The conventional wisdom is that unlimited contributions by wealthy donors will benefit Republicans more than Democrats because, well, rich people tend to be Republicans, and really rich people tend to be really Republican. There are exceptions, of course. Democratic billionaires like George Soros have had plenty of influence on recent elections. And then there are Hollywood and Silicon Valley.

But it is fair to say that MOST people with the capacity to give tens of millions of dollars to political campaigns are Republicans, and this would seem to give the GOP a non-trivial advantage in the post-Citizens United, post-McCutcheon political world. But this assumes the absolute truth of two propositions that we should at least question: first, that more money always translates into more votes. And second, that the Republican fundraising advantage will translate into more money in general (as opposed to primary) elections.

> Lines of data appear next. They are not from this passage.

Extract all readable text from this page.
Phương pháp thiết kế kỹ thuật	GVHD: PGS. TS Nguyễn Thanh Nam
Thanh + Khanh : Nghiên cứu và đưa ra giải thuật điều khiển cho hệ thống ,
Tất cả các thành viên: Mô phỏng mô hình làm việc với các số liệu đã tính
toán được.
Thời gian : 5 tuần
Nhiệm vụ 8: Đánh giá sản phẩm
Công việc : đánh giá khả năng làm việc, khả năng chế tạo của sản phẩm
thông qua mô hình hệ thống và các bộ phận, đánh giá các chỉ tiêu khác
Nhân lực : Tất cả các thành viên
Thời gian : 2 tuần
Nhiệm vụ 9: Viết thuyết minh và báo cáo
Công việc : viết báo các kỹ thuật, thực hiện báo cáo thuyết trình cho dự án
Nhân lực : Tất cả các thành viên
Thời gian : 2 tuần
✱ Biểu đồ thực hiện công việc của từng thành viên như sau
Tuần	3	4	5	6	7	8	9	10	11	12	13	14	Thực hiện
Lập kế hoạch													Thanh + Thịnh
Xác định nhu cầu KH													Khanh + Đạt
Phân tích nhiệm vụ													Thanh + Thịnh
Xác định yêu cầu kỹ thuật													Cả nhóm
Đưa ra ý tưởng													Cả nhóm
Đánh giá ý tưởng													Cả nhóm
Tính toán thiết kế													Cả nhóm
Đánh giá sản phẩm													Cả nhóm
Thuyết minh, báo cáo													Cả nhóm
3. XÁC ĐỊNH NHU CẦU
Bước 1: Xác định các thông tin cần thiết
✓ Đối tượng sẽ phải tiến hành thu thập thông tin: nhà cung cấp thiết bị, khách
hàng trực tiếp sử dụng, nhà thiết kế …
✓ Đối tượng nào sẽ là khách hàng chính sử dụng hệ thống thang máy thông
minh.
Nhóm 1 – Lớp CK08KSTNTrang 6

The first assumption violates a basic rule of economics: the Law of Diminishing Returns. It also violates common sense, which tells us that there is some point at which more political advertising ceases to bring any marginal advantage. Two ads might be twice as good as one ad, but 200 ads a day are probably not going to be twice as effective as 100 ads a day. And at some point, the market becomes saturated with your message, and more ads begin to work against you.

There are only so many things that money can buy, and, while its power to influence elections is significant, it is not infinite. There is a point at which more money will cease to matter at all. There is

good evidence that both the Obama and the Romney campaigns reached this point in Ohio and other highly contested states during the 2012 election. It is unlikely that either candidate could have changed the results at all by doubling, or even tripling expenditures.

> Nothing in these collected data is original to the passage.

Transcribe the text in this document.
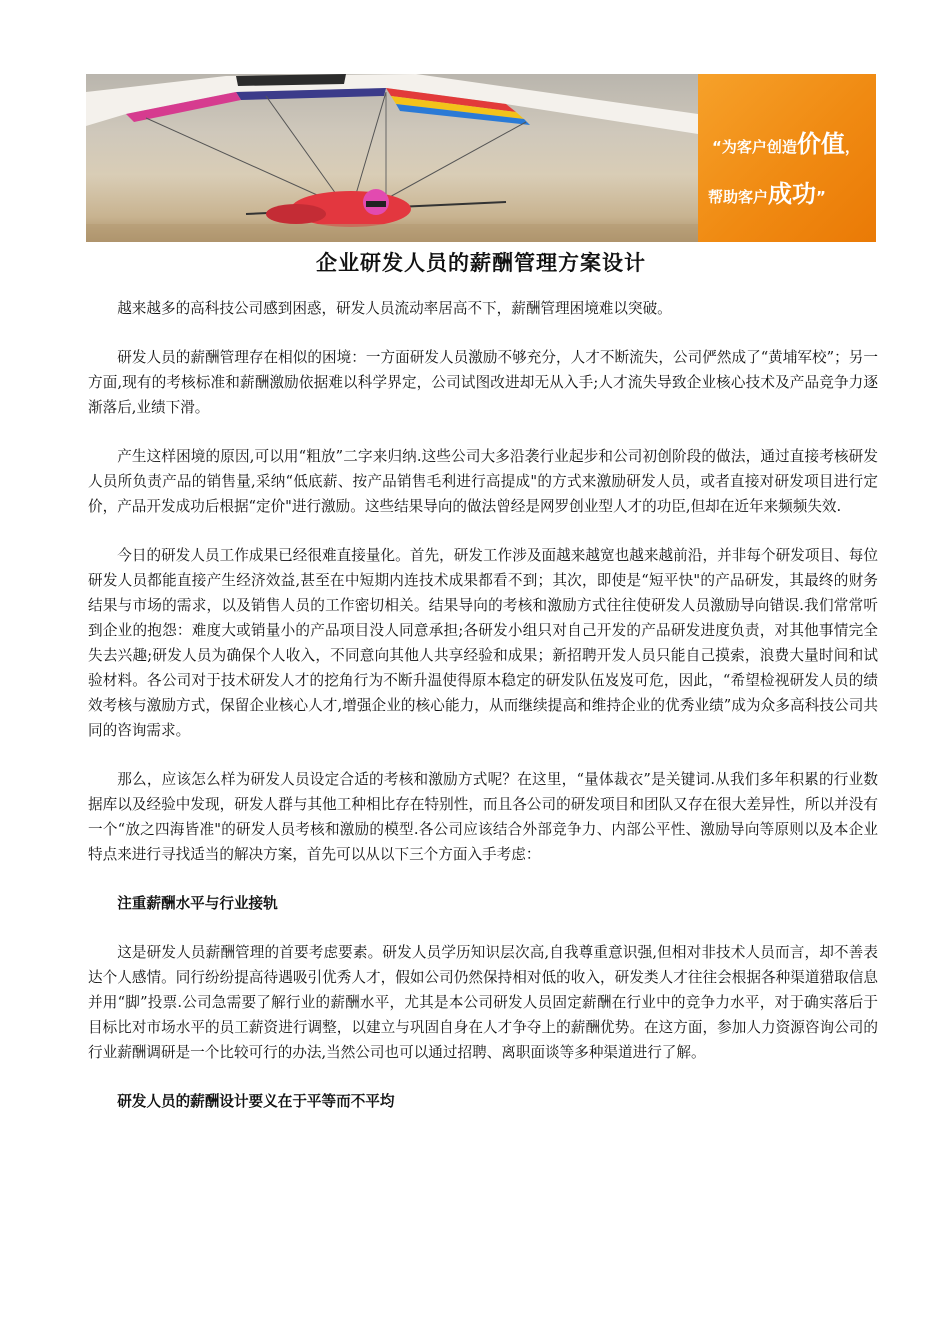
“为客户创造价值，
帮助客户成功”
企业研发人员的薪酬管理方案设计

越来越多的高科技公司感到困惑，研发人员流动率居高不下，薪酬管理困境难以突破。

研发人员的薪酬管理存在相似的困境：一方面研发人员激励不够充分，人才不断流失，公司俨然成了“黄埔军校”；另一方面,现有的考核标准和薪酬激励依据难以科学界定，公司试图改进却无从入手;人才流失导致企业核心技术及产品竞争力逐渐落后,业绩下滑。

产生这样困境的原因,可以用“粗放”二字来归纳.这些公司大多沿袭行业起步和公司初创阶段的做法，通过直接考核研发人员所负责产品的销售量,采纳“低底薪、按产品销售毛利进行高提成"的方式来激励研发人员，或者直接对研发项目进行定价，产品开发成功后根据“定价"进行激励。这些结果导向的做法曾经是网罗创业型人才的功臣,但却在近年来频频失效.

今日的研发人员工作成果已经很难直接量化。首先，研发工作涉及面越来越宽也越来越前沿，并非每个研发项目、每位研发人员都能直接产生经济效益,甚至在中短期内连技术成果都看不到；其次，即使是“短平快"的产品研发，其最终的财务结果与市场的需求，以及销售人员的工作密切相关。结果导向的考核和激励方式往往使研发人员激励导向错误.我们常常听到企业的抱怨：难度大或销量小的产品项目没人同意承担;各研发小组只对自己开发的产品研发进度负责，对其他事情完全失去兴趣;研发人员为确保个人收入，不同意向其他人共享经验和成果；新招聘开发人员只能自己摸索，浪费大量时间和试验材料。各公司对于技术研发人才的挖角行为不断升温使得原本稳定的研发队伍岌岌可危，因此，“希望检视研发人员的绩效考核与激励方式，保留企业核心人才,增强企业的核心能力，从而继续提高和维持企业的优秀业绩”成为众多高科技公司共同的咨询需求。

那么，应该怎么样为研发人员设定合适的考核和激励方式呢？在这里，“量体裁衣”是关键词.从我们多年积累的行业数据库以及经验中发现，研发人群与其他工种相比存在特别性，而且各公司的研发项目和团队又存在很大差异性，所以并没有一个“放之四海皆准"的研发人员考核和激励的模型.各公司应该结合外部竞争力、内部公平性、激励导向等原则以及本企业特点来进行寻找适当的解决方案，首先可以从以下三个方面入手考虑：

注重薪酬水平与行业接轨

这是研发人员薪酬管理的首要考虑要素。研发人员学历知识层次高,自我尊重意识强,但相对非技术人员而言，却不善表达个人感情。同行纷纷提高待遇吸引优秀人才，假如公司仍然保持相对低的收入，研发类人才往往会根据各种渠道猎取信息并用“脚”投票.公司急需要了解行业的薪酬水平，尤其是本公司研发人员固定薪酬在行业中的竞争力水平，对于确实落后于目标比对市场水平的员工薪资进行调整，以建立与巩固自身在人才争夺上的薪酬优势。在这方面，参加人力资源咨询公司的行业薪酬调研是一个比较可行的办法,当然公司也可以通过招聘、离职面谈等多种渠道进行了解。

研发人员的薪酬设计要义在于平等而不平均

An even bigger problem for Republicans, though, is that the influx of money from wealthy donors will not be limited to general elections. Donors will be free to give as much as they want to individual candidates in Republican primaries. This means that tea party and other insurgents will have access to huge piles of cash to use to bludgeon mainstream Republicans, who will have access to even huger piles of cash to use bludgeoning them back, ensuring that anyone who survives a Republican primary will be badly damaged and out of money when the general election begins.

We saw this start to take shape in 2012. When the Citizens United decision unleashed donations to super PACs, Republicans exulted at the advantage they anticipated in the coming election. However, when Sheldon Adelson gave Newt Gingrich $20 million to use to attack Mitt Romney in Florida — and to force him to take extreme positions that would hurt him in the general election — more than a few Republicans regretted their earlier enthusiasm for unlimited donations by billionaires.

Huge infusions of unearned cash rarely work out like people think they are going to. This is the message of Chaucer’s “Pardoner’s Tale,” Dickens’ Great Expectations, and every episode of Behind the Music ever aired on VH-1. The Citizens United and McCutcheon decisions have undoubtedly given birth to a rough beast, and it is just as certainly slouching our way. The problem with rough beasts, though, is that they feel no loyalty to those who gave them birth.